# NTFS and Android?



## ChrisC (Jan 11, 2013)

I have a Samsung Galaxy S3 phone and was wondering if you can mount NTFS file systems on it. I have an NTFS USB Stick and External Hard dive, both which work in Ubuntu Linux and so I guess Android should also work seeing as it's also just another Linux ditro. I have Android 4.1.2.

http://www.amazon.co.uk/Samsung-Con...ZD7U/ref=sr_1_2?ie=UTF8&qid=1357779376&sr=8-2

I'll be trying it through that. Any advice or help appreciated.


----------



## pesh (Jan 11, 2013)




----------



## ChrisC (Jan 11, 2013)

Blimey pesh! Thanks for that.


----------



## ChrisC (Jan 12, 2013)

If I root my phone to use -->Paragon exFAT, NTFS & HFS+<-- and then buy a USB OTG to access my NTFS 1TB Drive to both read and write to. My question is this, and I have been researching on Google and cannot find an answer to it...

Is it possible to root my SG3 without installing CWM? As according to what I have researched CWM stops over the air or kies stock rom updates. So just to have a rooted phone. nothing else is what I want to acheive. 

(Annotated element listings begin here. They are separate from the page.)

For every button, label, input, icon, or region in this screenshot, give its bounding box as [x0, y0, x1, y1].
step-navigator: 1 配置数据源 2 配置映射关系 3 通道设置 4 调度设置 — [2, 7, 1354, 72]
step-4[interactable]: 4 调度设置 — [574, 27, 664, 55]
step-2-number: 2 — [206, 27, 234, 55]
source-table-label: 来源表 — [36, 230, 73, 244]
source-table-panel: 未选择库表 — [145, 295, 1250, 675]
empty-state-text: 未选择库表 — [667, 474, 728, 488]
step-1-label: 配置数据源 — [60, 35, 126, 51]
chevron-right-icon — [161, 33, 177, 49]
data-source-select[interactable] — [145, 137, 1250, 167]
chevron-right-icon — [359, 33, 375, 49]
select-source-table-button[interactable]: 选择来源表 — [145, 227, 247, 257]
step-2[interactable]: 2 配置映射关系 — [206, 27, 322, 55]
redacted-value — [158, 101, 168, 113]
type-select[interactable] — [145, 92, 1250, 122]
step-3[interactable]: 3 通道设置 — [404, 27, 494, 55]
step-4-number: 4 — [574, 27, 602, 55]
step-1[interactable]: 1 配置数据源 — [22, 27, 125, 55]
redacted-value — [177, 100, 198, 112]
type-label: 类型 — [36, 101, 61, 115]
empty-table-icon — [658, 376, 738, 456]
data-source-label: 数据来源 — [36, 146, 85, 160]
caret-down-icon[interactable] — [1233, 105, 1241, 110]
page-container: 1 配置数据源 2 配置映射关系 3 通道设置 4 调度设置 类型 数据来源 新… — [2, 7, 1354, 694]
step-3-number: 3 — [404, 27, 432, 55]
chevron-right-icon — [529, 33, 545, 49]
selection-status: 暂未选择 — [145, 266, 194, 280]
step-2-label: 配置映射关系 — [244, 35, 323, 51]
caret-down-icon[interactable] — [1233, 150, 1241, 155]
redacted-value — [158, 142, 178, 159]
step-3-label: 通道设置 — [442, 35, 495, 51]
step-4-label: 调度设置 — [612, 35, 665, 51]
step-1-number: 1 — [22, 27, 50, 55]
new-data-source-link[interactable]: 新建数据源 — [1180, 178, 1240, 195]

If this can't be done, how easy is it to unroot and root at will?

Thanks for any help in advance.


----------



## Fez909 (Jan 12, 2013)

ChrisC said:


> If I root my phone to use -->Paragon exFAT, NTFS & HFS+<-- and then buy a USB OTG to access my NTFS 1TB Drive to both read and write to. My question is this, and I have been researching on Google and cannot find an answer to it...
> 
> Is it possible to root my SG3 without installing CWM? As according to what I have researched CWM stops over the air or kies stock rom updates. So just to have a rooted phone. nothing else is what I want to acheive.
> 
> ...


 
It's been a while since I had to root my phone but at the time I used SuperOneClickRoot and I think it only rooted, no CWM,


----------



## ChrisC (Jan 12, 2013)

Interesting! Thanks I'll look into that.


----------



## ChrisC (Jan 14, 2013)

Rooted and all is well. Used odin. I followed this:

http://forum.xda-developers.com/showthread.php?t=1957273

Piece of piss! Also I can still get official stock updates. No CWM, so it's all good.


----------